Chapter 5 #2

“I wasn’t so sure. And moving across the country to have a child?” She shook her head. “Overwhelming. More upheaval than morning sickness.”

“What about after she was born?”

“We’d lost touch at that point.” She’d stopped all contact with him somewhere in her second trimester. “I didn’t want to be the reason you left the job you’d been so excited about.”

“The other side of the country isn’t that far. Not like I’d moved to Australia or something.”

“No. You’re right.” And yet here he was. “I knew the variables here. I understood the system and how to create what we needed.”

He grunted and she looked away. Her gaze drifted to the oak tree nearby, dripping with Spanish moss. Countless times she’d sat out here reading or playing or having a picnic with Cora, wondering what Cooper might be doing.

“Be honest,” she began, ignoring the tumult in her gut. “If I had told you, how would it have played out?”

“Are you kidding? I would have come back,” he replied. “Been with you here. Delayed for a semester. Walked away if they didn’t agree. I would have given you any and every support.”

“And that’s exactly why I couldn’t say a word!” Scarlett’s voice cracked. “You were thirty-three, Cooper. You finally had the tenure-track position you’d been chasing. You deserved to live your dream.” She caught herself, managing to hold still instead of scoot closer to him.
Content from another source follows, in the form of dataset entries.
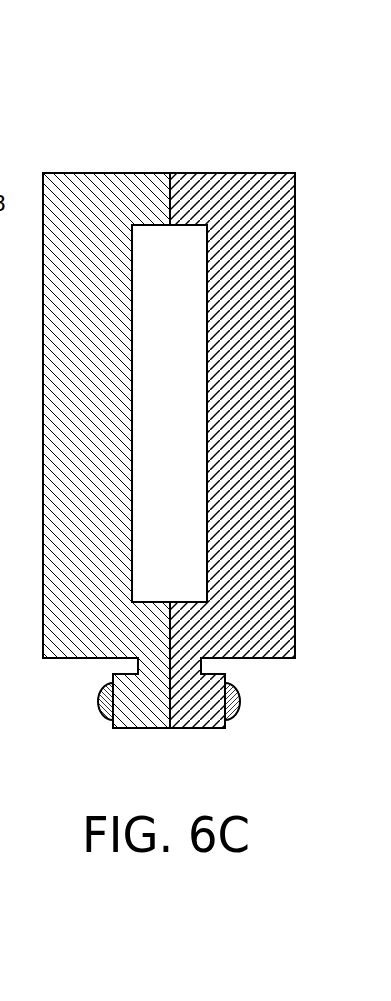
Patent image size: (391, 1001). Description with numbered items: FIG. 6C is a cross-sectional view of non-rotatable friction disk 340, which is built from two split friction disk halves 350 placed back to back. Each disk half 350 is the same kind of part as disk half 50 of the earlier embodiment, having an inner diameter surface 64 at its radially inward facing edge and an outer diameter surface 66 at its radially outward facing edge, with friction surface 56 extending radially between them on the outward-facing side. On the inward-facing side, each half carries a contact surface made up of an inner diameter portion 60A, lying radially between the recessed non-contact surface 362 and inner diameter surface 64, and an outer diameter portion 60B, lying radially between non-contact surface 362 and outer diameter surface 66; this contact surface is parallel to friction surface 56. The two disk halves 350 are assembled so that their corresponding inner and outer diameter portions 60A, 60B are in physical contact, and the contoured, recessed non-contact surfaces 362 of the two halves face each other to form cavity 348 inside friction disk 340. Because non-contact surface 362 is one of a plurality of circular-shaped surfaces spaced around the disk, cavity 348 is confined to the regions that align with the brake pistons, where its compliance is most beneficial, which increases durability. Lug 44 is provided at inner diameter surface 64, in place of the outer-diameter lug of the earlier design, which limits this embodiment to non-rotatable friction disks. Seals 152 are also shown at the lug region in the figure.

The non-rotatable friction disk 340 is at (218, 120).
The disk half 50 is at (55, 170).
The disk half 350 is at (267, 171).
The outer diameter surface 66 is at (140, 172).
The outer diameter portion 60B is at (173, 190).
The inner diameter portion 60A is at (172, 637).
The cavity 348 is at (192, 360).
The non-contact surface 362 is at (207, 484).
The friction surface 56 is at (297, 487).
The inner diameter surface 64 is at (72, 660).
The lug 44 is at (193, 730).
The O-ring seal 152 is at (229, 666).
“We can theorize all we want, but I was twenty-two, a student with no money and a positive pregnancy test. If I’d told you, you would have stayed out of obligation and resented me for it.

Or you would’ve convinced me to follow you and I would’ve floundered to find support I could trust and resented you.

At some point you would’ve looked at me as the monkey wrench that obliterated your career. ”

“Never,” he denied. “We could’ve had everything.”

She let him have his fantasy. They would never know for sure. She’d had years to accept the consequences of her choices. Years to wallow in the what-ifs of going through it alone on bad days and regret that she couldn’t share the joys with her daughter’s father.

“You made a choice for me—that wasn’t your right,” he said, his tone grim.

“I chose to keep our daughter. I chose an independent study and finished my degree online while she was napping. I built a life for us where she is safe and loved and doesn’t have a father only out of guilt.”

“Guilt?” Cooper scowled. “I loved you. I wanted a life with you. Your choices stole six years of her life from me.”

“I know,” she whispered, her anger suddenly deserting her, leaving only exhaustion. “I know it’s unfair. But she is my entire world, Cooper. And I won’t let you just waltz in here and disrupt it because you’re having some sort of mid-life vacation crisis.”

He scooped a hand through his hair. “I deserve to know my own child. Has she ever asked about me?”

“Of course. She’s a bright and curious child. Yours in so many ways,” Scarlett added. And she’d only ever said good things about Cooper, without sharing his name.

“I suppose you’ve told her I died or something.”

She laughed. “No. I’ve told her she has a father who loves her, but he works far away and we can’t be together.”

Cooper snorted. “You expect that to hold up?”

“Not forever. But it’s one piece of the truth she can understand right now.”

“This isn’t a mid-life crisis. Memories of you brought me back. I wanted to be in a place where I felt happy.” The admission surprised her. “This isn’t a vacation, it’s more of a reset,” he continued. “The college closed.”

She recognized that look in his eyes. He’d come up with an idea and he wouldn’t be dissuaded. Solution mode. The anger might’ve faded, but not the intensity.

“I want to know my daughter, Scarlett.” His determination was clear. “I’m not going anywhere,” the level tone sent a chill down her spine. “I have all the time we need to catch up and set things right.”

For him maybe. Introducing him to Cora’s life couldn’t end well for her. “I see.”

“You will.”

Goose bumps raced across her skin. She was sure he didn’t mean to make that sound like a threat. But it did. He was a threat to everything: her heart, her future, and their daughter’s world.

He embodied the change she knew was inevitable. Her darkest secret was out, the vault was open, and her quiet, guarded life was over.

“Tomorrow’s Saturday,” he said.

“And?”

“Do you have plans?”

“No.” She wanted to kick the honesty right out of herself. His grin only intensified the urge. “Why?”

“Because I’m coming over to help with a few things around here.”

“What things?”

He studied the house behind her. “Whatever you need.” His brow flexed. “Do you have basic tools?”

“Of course.” What did he take her for, some helpless damsel? “We’re not telling her tomorrow.”

“Agreed. Tomorrow I’ll still be your friend she met at the bakery.”

He had handled that well. “Fine.”

“I’ll bring coffee and breakfast and lend a hand.”

Before she could sputter any kind of reply to that, the man was striding away and she was currently too emotionally exhausted to give chase.